The SCD-Q (Subjective Cognitive Decline-Questionnaire) is an established instrument to quantify self-perceived cognitive decline. Both self- and informant-rated versions of the SCD-Q are available. However, the SCD-Q has not been validated in the German language yet. Hence, the investigators aim to validate the self-reported SCD-Q in a clinical sample in Germany.

Study Overview

• Status: Recruiting
• Conditions: Alzheimer Disease; Subjective Cognitive Decline
• Intervention / Treatment: Diagnostic test: Subjective Cognitive Decline-Questionnaire (SCD-Q); Diagnostic test: Cognitive Failure Questionnaire (CFQ); Diagnostic test: biomarkers; Diagnostic test: Cognitive Tests

Detailed Description

The SCD-Q is a well-established screening instrument to quantify perceived subjective cognitive decline. In addition to self-perceived cognitive complaints, a 24-item questionnaire for informants is part of the SCD-Q. It demonstrates high sensitivity and lower specificity for detecting dementia and early cognitive changes associated with dementia. However, the questionnaire has not been translated into German or validated. Plasma biomarkers for amyloid and tau pathology, as well as for neurodegeneration and astrocytic activation, have been developed and show promising sensitivity and specificity for detecting Alzheimer's disease (AD). A relevant proportion of biomarker-positive patients does not convert to mild cognitive impairment or Alzheimer's disease dementia during the disease course. Currently, the predictive value of blood biomarkers remains to be clarified, particularly in conjunction with SCD. This study aims to validate the SCD-Q in German and analyze possible connections with biomarkers and (digital) cognitive tests. Follow-up visits are planned.

• Study Type: Interventional
• Enrollment (Estimated): 300
• Phase: Not Applicable

Contacts and Locations

• Study Contact: Name: Carolin Kurz, Dr.; Phone Number: +4989440055863; Email: Psy.Alzheimerzentrum@med.uni-muenchen.de

Study Locations

• Germany
  • Bayern
    • München, Bayern, Germany, 80336
      • Recruiting
      • Klinik und Poliklinik für Psychiatrie und Psychotherapie des LMU Klinikums
      • Contact: Robert Perneczky, Prof.
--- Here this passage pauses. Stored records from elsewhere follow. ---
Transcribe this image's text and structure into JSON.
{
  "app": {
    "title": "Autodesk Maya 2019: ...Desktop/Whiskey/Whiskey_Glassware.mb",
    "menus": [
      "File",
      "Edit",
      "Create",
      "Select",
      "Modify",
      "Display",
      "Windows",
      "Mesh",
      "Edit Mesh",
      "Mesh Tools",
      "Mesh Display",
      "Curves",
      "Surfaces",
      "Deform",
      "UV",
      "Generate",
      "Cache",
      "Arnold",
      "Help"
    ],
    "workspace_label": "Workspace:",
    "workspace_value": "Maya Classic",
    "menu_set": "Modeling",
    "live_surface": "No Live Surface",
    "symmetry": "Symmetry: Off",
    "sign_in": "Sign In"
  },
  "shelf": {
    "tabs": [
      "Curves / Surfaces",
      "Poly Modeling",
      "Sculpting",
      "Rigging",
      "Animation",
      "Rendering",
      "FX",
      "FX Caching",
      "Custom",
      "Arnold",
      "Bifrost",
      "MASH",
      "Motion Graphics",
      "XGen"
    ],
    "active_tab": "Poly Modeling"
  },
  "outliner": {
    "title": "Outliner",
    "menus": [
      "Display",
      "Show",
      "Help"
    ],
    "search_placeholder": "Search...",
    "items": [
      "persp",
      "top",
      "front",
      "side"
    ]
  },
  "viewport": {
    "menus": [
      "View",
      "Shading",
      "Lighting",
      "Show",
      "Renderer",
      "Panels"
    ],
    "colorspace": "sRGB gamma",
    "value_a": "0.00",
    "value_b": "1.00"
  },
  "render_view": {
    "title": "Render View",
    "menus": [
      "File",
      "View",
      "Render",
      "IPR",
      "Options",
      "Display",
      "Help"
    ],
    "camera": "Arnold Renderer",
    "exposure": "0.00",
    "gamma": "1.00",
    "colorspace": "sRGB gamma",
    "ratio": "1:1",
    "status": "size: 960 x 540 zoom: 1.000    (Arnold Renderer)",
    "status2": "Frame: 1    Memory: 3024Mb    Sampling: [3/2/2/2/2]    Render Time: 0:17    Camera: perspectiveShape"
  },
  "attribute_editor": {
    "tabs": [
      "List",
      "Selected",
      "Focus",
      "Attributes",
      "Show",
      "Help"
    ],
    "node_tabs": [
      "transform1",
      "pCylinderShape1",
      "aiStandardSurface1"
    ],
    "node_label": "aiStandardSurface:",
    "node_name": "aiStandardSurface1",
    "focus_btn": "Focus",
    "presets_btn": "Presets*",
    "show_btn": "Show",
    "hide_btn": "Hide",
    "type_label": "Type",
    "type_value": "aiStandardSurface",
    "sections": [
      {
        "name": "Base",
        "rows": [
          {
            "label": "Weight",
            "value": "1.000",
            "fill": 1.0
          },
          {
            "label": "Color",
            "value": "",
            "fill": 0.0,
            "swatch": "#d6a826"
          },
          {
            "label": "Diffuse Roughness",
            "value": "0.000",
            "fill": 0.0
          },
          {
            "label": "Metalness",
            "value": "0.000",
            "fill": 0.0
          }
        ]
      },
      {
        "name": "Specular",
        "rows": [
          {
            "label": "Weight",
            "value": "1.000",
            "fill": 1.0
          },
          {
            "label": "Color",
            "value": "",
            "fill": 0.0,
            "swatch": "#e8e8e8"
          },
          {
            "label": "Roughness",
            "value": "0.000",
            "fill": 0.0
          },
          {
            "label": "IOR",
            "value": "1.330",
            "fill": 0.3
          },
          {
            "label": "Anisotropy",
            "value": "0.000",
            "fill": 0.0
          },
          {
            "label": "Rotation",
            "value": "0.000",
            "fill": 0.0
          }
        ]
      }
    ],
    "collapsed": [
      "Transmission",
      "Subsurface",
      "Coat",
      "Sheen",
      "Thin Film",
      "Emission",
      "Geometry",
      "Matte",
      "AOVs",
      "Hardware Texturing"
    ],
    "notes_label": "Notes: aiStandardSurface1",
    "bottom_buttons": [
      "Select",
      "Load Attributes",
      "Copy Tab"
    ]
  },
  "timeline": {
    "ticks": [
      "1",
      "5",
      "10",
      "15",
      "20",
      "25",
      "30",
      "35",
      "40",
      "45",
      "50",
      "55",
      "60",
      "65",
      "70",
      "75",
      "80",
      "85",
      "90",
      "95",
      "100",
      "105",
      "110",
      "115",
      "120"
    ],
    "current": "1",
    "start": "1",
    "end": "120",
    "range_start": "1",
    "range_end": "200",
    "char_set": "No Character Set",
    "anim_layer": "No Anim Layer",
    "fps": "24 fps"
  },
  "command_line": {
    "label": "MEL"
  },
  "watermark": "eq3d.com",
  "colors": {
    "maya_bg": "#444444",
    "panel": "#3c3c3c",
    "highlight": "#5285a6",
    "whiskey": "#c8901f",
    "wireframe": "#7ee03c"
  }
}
Dr.; Phone Number: +49 89 4400 55863; Email: PSY.Alzheimerzentrum@med.uni-muenchen.de
      • Sub-Investigator: Carolin Kurz, Dr.med.
      • Contact: Carolin Kurz, Dr.; Phone Number: +4989440055863; Email: Psy.Alzheimerzentrum@med.uni-muenchen.de
      • Sub-Investigator: Laura Perna, Dr. phil.
      • Sub-Investigator: Anna Hufnagel, Dr. med.

Participation Criteria

Eligibility Criteria

• Ages Eligible for Study: Adult; Older Adult
• Accepts Healthy Volunteers: Yes

Description

Inclusion Criteria:

• Medical appointment for dementia diagnostics at the Alzheimer Therapie- und Forschungszentrum
• Provision of signed, written and dated informed consent
• Capacity to give informed consent

Exclusion Criteria:

• dementia in a very advance stage
• Illiteracy

Study Plan

How is the study designed?

Design Details

• Primary Purpose: Screening
• Allocation: N/A
• Interventional Model: Single Group Assignment
• Masking: None (Open Label)

Number of Arms

1

Arms and Interventions

Participant Group / Arm

Intervention / Treatment

Other: Subjective Cognitive Decline Questionnaire (SCD-Q); Participants receive treatment as usual (appointment in the memory clinic, LMU) and will additionally fill out the questionnaires. A digital cognitive test will be performed.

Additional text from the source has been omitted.